For instance, controller:
http://www.hobbyking.com/hobbyking/store/__31138__Multiwii_and_Megapirate_AIO_Flight_Controller_w_FTDI_ATmega_2560_V2_0.html

And (picked randomly) simple but fine chassis:
http://www.hobbyking.com/hobbyking/store/__24291__Hobbyking_SK450_Glass_Fiber_Quadcopter_Frame_450mm.html

4 proper DC motors + 4 power drivers for each + 12 or more of propellers 
(these get wasted real quick at first), lots of extras to wire it all 
up. Make a good damn big red button to shut it down ;)

Then, of course, some remote is in order. Then WiFi/Bluetooth/ZigBee 
etc. to talk with flight controller and program the thing. Well you see 
where it goes from here :)

In any case even with ready-to-go kit buy some spare LiPo batteries, and 
then some more. You can't get too many of these. Also buy good, 
professional charger or you'll risk to see the beauty of LiPo going boom.

15 minutes of flight on one pack is typical number (depends on weight 
and such of course). Charging a LiPo pack takes an hour at charging 
rates I'm really not comfortable with (all the extra heat).

>
> A ground robot would be nice too, heck that's the kind of thing I might
> be able to build entirely myself with a few motors and an arduino or
> something.
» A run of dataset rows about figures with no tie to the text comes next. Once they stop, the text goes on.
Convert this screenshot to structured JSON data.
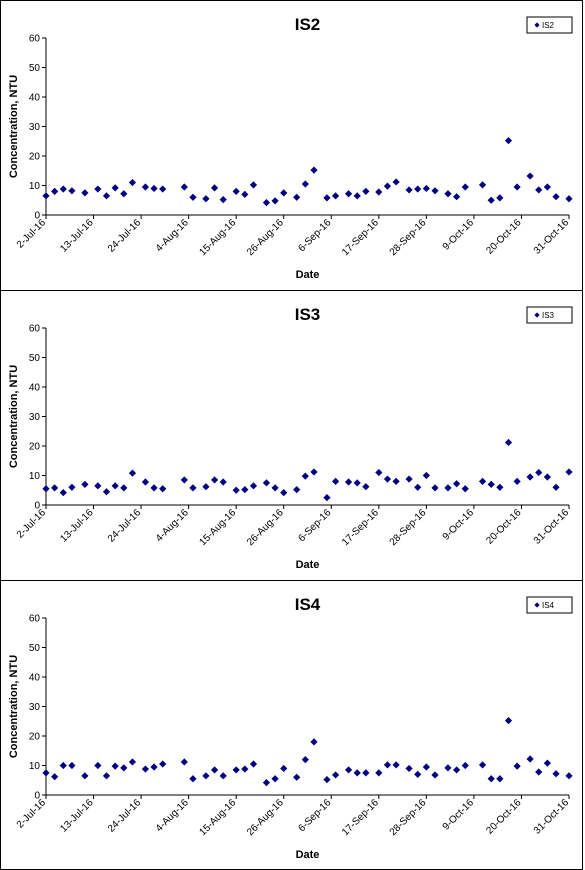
{
  "chart_data": [
    {
      "type": "scatter",
      "title": "IS2",
      "xlabel": "Date",
      "ylabel": "Concentration, NTU",
      "xlim": [
        "2016-07-02",
        "2016-10-31"
      ],
      "ylim": [
        0,
        60
      ],
      "yticks": [
        "0",
        "10",
        "20",
        "30",
        "40",
        "50",
        "60"
      ],
      "xticks": [
        "2-Jul-16",
        "13-Jul-16",
        "24-Jul-16",
        "4-Aug-16",
        "15-Aug-16",
        "26-Aug-16",
        "6-Sep-16",
        "17-Sep-16",
        "28-Sep-16",
        "9-Oct-16",
        "20-Oct-16",
        "31-Oct-16"
      ],
      "legend": "top-right",
      "grid": false,
      "series": [
        {
          "name": "IS2",
          "color": "#000080",
          "x": [
            "2016-07-02",
            "2016-07-04",
            "2016-07-06",
            "2016-07-08",
            "2016-07-11",
            "2016-07-14",
            "2016-07-16",
            "2016-07-18",
            "2016-07-20",
            "2016-07-22",
            "2016-07-25",
            "2016-07-27",
            "2016-07-29",
            "2016-08-03",
            "2016-08-05",
            "2016-08-08",
            "2016-08-10",
            "2016-08-12",
            "2016-08-15",
            "2016-08-17",
            "2016-08-19",
            "2016-08-22",
            "2016-08-24",
            "2016-08-26",
            "2016-08-29",
            "2016-08-31",
            "2016-09-02",
            "2016-09-05",
            "2016-09-07",
            "2016-09-10",
            "2016-09-12",
            "2016-09-14",
            "2016-09-17",
            "2016-09-19",
            "2016-09-21",
            "2016-09-24",
            "2016-09-26",
            "2016-09-28",
            "2016-09-30",
            "2016-10-03",
            "2016-10-05",
            "2016-10-07",
            "2016-10-11",
            "2016-10-13",
            "2016-10-15",
            "2016-10-17",
            "2016-10-19",
            "2016-10-22",
            "2016-10-24",
            "2016-10-26",
            "2016-10-28",
            "2016-10-31"
          ],
          "y": [
            6.5,
            8.0,
            8.8,
            8.2,
            7.5,
            8.8,
            6.5,
            9.2,
            7.2,
            11.0,
            9.5,
            9.0,
            8.8,
            9.5,
            6.0,
            5.5,
            9.2,
            5.2,
            8.0,
            7.0,
            10.2,
            4.2,
            4.8,
            7.5,
            6.0,
            10.5,
            15.2,
            5.8,
            6.5,
            7.2,
            6.5,
            8.0,
            7.8,
            9.8,
            11.2,
            8.5,
            8.8,
            9.0,
            8.2,
            7.2,
            6.2,
            9.5,
            10.2,
            5.0,
            5.8,
            25.2,
            9.5,
            13.2,
            8.5,
            9.5,
            6.2,
            5.5
          ]
        }
      ]
    },
    {
      "type": "scatter",
      "title": "IS3",
      "xlabel": "Date",
      "ylabel": "Concentration, NTU",
      "xlim": [
        "2016-07-02",
        "2016-10-31"
      ],
      "ylim": [
        0,
        60
      ],
      "yticks": [
        "0",
        "10",
        "20",
        "30",
        "40",
        "50",
        "60"
      ],
      "xticks": [
        "2-Jul-16",
        "13-Jul-16",
        "24-Jul-16",
        "4-Aug-16",
        "15-Aug-16",
        "26-Aug-16",
        "6-Sep-16",
        "17-Sep-16",
        "28-Sep-16",
        "9-Oct-16",
        "20-Oct-16",
        "31-Oct-16"
      ],
      "legend": "top-right",
      "grid": false,
      "series": [
        {
          "name": "IS3",
          "color": "#000080",
          "x": [
            "2016-07-02",
            "2016-07-04",
            "2016-07-06",
            "2016-07-08",
            "2016-07-11",
            "2016-07-14",
            "2016-07-16",
            "2016-07-18",
            "2016-07-20",
            "2016-07-22",
            "2016-07-25",
            "2016-07-27",
            "2016-07-29",
            "2016-08-03",
            "2016-08-05",
            "2016-08-08",
            "2016-08-10",
            "2016-08-12",
            "2016-08-15",
            "2016-08-17",
            "2016-08-19",
            "2016-08-22",
            "2016-08-24",
            "2016-08-26",
            "2016-08-29",
            "2016-08-31",
            "2016-09-02",
            "2016-09-05",
            "2016-09-07",
            "2016-09-10",
            "2016-09-12",
            "2016-09-14",
            "2016-09-17",
            "2016-09-19",
            "2016-09-21",
            "2016-09-24",
            "2016-09-26",
            "2016-09-28",
            "2016-09-30",
            "2016-10-03",
            "2016-10-05",
            "2016-10-07",
            "2016-10-11",
            "2016-10-13",
            "2016-10-15",
            "2016-10-17",
            "2016-10-19",
            "2016-10-22",
            "2016-10-24",
            "2016-10-26",
            "2016-10-28",
            "2016-10-31"
          ],
          "y": [
            5.5,
            5.8,
            4.2,
            6.0,
            7.0,
            6.5,
            4.5,
            6.5,
            5.8,
            10.8,
            7.8,
            5.8,
            5.5,
            8.5,
            5.8,
            6.2,
            8.5,
            7.8,
            5.0,
            5.2,
            6.5,
            7.5,
            5.8,
            4.2,
            5.2,
            9.8,
            11.2,
            2.5,
            8.0,
            7.8,
            7.5,
            6.2,
            11.0,
            8.8,
            8.0,
            8.8,
            6.0,
            10.0,
            5.8,
            5.8,
            7.2,
            5.5,
            8.0,
            7.0,
            6.0,
            21.2,
            8.0,
            9.5,
            11.0,
            9.5,
            6.0,
            11.2
          ]
        }
      ]
    },
    {
      "type": "scatter",
      "title": "IS4",
      "xlabel": "Date",
      "ylabel": "Concentration, NTU",
      "xlim": [
        "2016-07-02",
        "2016-10-31"
      ],
      "ylim": [
        0,
        60
      ],
      "yticks": [
        "0",
        "10",
        "20",
        "30",
        "40",
        "50",
        "60"
      ],
      "xticks": [
        "2-Jul-16",
        "13-Jul-16",
        "24-Jul-16",
        "4-Aug-16",
        "15-Aug-16",
        "26-Aug-16",
        "6-Sep-16",
        "17-Sep-16",
        "28-Sep-16",
        "9-Oct-16",
        "20-Oct-16",
        "31-Oct-16"
      ],
      "legend": "top-right",
      "grid": false,
      "series": [
        {
          "name": "IS4",
          "color": "#000080",
          "x": [
            "2016-07-02",
            "2016-07-04",
            "2016-07-06",
            "2016-07-08",
            "2016-07-11",
            "2016-07-14",
            "2016-07-16",
            "2016-07-18",
            "2016-07-20",
            "2016-07-22",
            "2016-07-25",
            "2016-07-27",
            "2016-07-29",
            "2016-08-03",
            "2016-08-05",
            "2016-08-08",
            "2016-08-10",
            "2016-08-12",
            "2016-08-15",
            "2016-08-17",
            "2016-08-19",
            "2016-08-22",
            "2016-08-24",
            "2016-08-26",
            "2016-08-29",
            "2016-08-31",
            "2016-09-02",
            "2016-09-05",
            "2016-09-07",
            "2016-09-10",
            "2016-09-12",
            "2016-09-14",
            "2016-09-17",
            "2016-09-19",
            "2016-09-21",
            "2016-09-24",
            "2016-09-26",
            "2016-09-28",
            "2016-09-30",
            "2016-10-03",
            "2016-10-05",
            "2016-10-07",
            "2016-10-11",
            "2016-10-13",
            "2016-10-15",
            "2016-10-17",
            "2016-10-19",
            "2016-10-22",
            "2016-10-24",
            "2016-10-26",
            "2016-10-28",
            "2016-10-31"
          ],
          "y": [
            7.5,
            6.2,
            10.0,
            10.0,
            6.5,
            10.0,
            6.5,
            9.8,
            9.2,
            11.2,
            8.8,
            9.5,
            10.5,
            11.2,
            5.5,
            6.5,
            8.5,
            6.5,
            8.5,
            8.8,
            10.5,
            4.2,
            5.5,
            9.0,
            6.0,
            12.0,
            18.0,
            5.2,
            6.8,
            8.5,
            7.5,
            7.5,
            7.5,
            10.2,
            10.2,
            9.0,
            7.0,
            9.5,
            6.8,
            9.2,
            8.5,
            10.0,
            10.2,
            5.5,
            5.5,
            25.2,
            9.8,
            12.2,
            7.8,
            10.8,
            7.2,
            6.5
          ]
        }
      ]
    }
  ]
}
But a flying drone just takes the coolness factor to the next
> level.

Actually have a quite a bit of experience with land things. Been an 
technician in a robotics lab. Oh, the cool stuff we did on a tight 
budget;) We had one project (a competition) with quadrotor, it was kind 
of cool and fully autonomous. We were inches away from the 1st place but 
had lost :(

>
> Have any off you ever thought about this kind of thing before? Any
> suggestions on hardware or other tips to get started? Also, I don't want
> to spend an enormous sum of money so keep budget in mind too.

Sure thing. I'd love to get back to robotics once I have some spare 
time. In a year or so it seems ;)

As for budget the recipe goes - you either spend some more money or some 
more time. Overall it's not too costly if you don't go fancy with 
sensors, cameras and other cool extras.